Bakmak için döndüğü an, gizli odanın kapısını çalan birinin yüksek seslerini duymuş gibiydi. Ardından gelen ses kulağa acil geliyordu ve hatta ikametgahı için ayarladığı basit dizi oluşumunu bile etkiliyordu.
O neden burada? Wang Baole düşündü. Evinin düzeneği sayesinde, gizli odasının dışındakilerin komşusu Li Wan’er olduğunu hissedebiliyordu.
Artık gecenin erken saatleriydi. Dışarısı zifiri karanlıktı ve Li Wan’er’in ani ziyareti Wang Baole’nin kaşlarını çatmasına neden oldu. Kapıyı çalma daha da acil hale geldikçe düşündü. Li Wan’er, ses iletim halkası aracılığıyla Wang Baole’ye bir ses iletimi bile göndermişti. O ses iletiminde tek bir cümle vardı…
“Yardım et bana…”
Bu cümleyle birlikte kapı çalma aniden kesildi. Düzenek oluşumu sayesinde Wang Baole, dışarıda olan Li Wan’er’in çoktan bilincini kaybettiğini gördü.
Bu Wang Baole’yi şok etti. Hemen ayağa kalktı ve gizli odadan çıktı. Tüm odağıyla, yetişimini ve iki Dharmik Silahı aktive etti. Hatta evinin kapısını açmadan önce dört Dao Kolejinden Çekirdek Formasyonu Dao muhafızlarına bile haber vermişti.
Kapıyı açtığı anda herhangi bir dış tehdit hissetmemiş olsa da, yine de iki Dharmic Silahını harekete geçirerek dış ortamı süpüren baskılayıcı bir güç oluşturdu.
Tehlike olmadığından emin olduktan sonra, şüpheli bir şekilde bilinçsiz Li Wan’er’e yaklaştı. Li Wan’er titrerken solgun görünüyordu. Bilincini kaybetmişti ve dudakları siyahtı.
Zehirlendi mi? Wang Baole şaşırmıştı. Başını eğdi ve elini Li Wan’er’in alnına koydu. Tenine dokunduğu anda gözleri büyüdü ve nefesi hızlandı, yüzünde bir inançsızlık ifadesi vardı.
Tereddüt etmedi ve hemen Li Wan’er’i evine taşıdı. Aynı zamanda, dört Dao Kolejinden Çekirdek Formasyonu elitlerine dış çevreyi korumaları için haber verdi. Ondan sonra Li Wan’er’i gizli odaya taşıdı.
Gizli odaya ulaştığında ciddileşti, bilinçsiz Li Wan’er’e bakarken kaşlarını çattı.
Vücudundan gelen bir Dark Qi yok.
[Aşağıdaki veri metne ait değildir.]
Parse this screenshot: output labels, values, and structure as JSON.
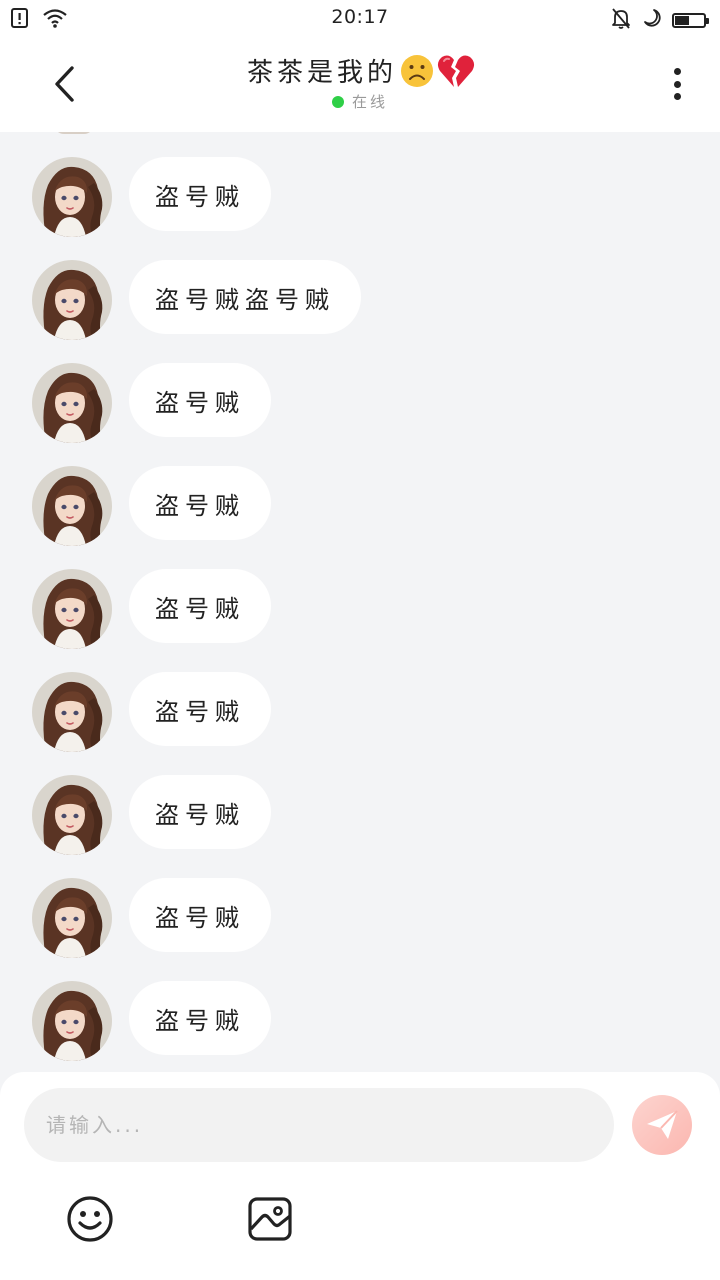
{
  "status_bar": {
    "time": "20:17",
    "battery_level": 0.45,
    "icons_left": [
      "sim-alert-icon",
      "wifi-icon"
    ],
    "icons_right": [
      "muted-bell-icon",
      "moon-icon",
      "battery-icon"
    ]
  },
  "header": {
    "title": "茶茶是我的",
    "title_emojis": [
      "frowning-face-icon",
      "broken-heart-icon"
    ],
    "status": "在线",
    "status_color": "#2fcf47"
  },
  "messages": [
    {
      "sender": "other",
      "text": "盗号贼"
    },
    {
      "sender": "other",
      "text": "盗号贼盗号贼"
    },
    {
      "sender": "other",
      "text": "盗号贼"
    },
    {
      "sender": "other",
      "text": "盗号贼"
    },
    {
      "sender": "other",
      "text": "盗号贼"
    },
    {
      "sender": "other",
      "text": "盗号贼"
    },
    {
      "sender": "other",
      "text": "盗号贼"
    },
    {
      "sender": "other",
      "text": "盗号贼"
    },
    {
      "sender": "other",
      "text": "盗号贼"
    }
  ],
  "composer": {
    "placeholder": "请输入...",
    "send_icon": "paper-plane-icon",
    "tools": [
      "smiley-icon",
      "image-icon"
    ]
  },
  "colors": {
    "background": "#f3f4f6",
    "bubble": "#ffffff",
    "send_button": "#fbb7b0"
  }
}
Ancak, sanki vücudunda Dark Qi ile dolu bir şişe varmış gibi, son derece kaotik ve en ufak bir dokunuşta açılmanın eşiğinde!
Wang Baole’nin şok olmasının nedeni buydu. Daha önce Li Wan’er’i gördüğünde, ondan herhangi bir Kara Qi hissetmediği açıktı. Şimdi bile, sadece ona bakarak bunu hissedemiyordu. Sadece ona dokunduğunda ve Ruh Qi’sini vücuduna detaylı bir bakış atmak için serbest bıraktığında bunu hissetti.
Neden bu durumda? Uzun Ömür Sanatını da geliştirmiş olabilir mi? Ancak, öyle olsa bile, neden diğerlerinden farklı? Wang Baole’nin aklında şüpheler belirdi ama tereddüt etmedi. Li Wan’er Şehir Lordu Yardımcısıydı ve aralarında anlaşmazlıklar olsa da onu ölüme terk edemezdi, özellikle de birlikte yaşadıkları deneyimleri düşünürsek.
Bu yüzden derin bir nefes aldı ve sağ elini kaldırıp bir kez daha Li Wan’er’in alnına bastırdı. Vücudundaki yiyip bitiren tohum anında patladı ve tehlikeyi ortadan kaldırmak için Li Wan’er’in vücudundaki Karanlık Qi’yi emmek için bir emme kuvveti oluşturdu!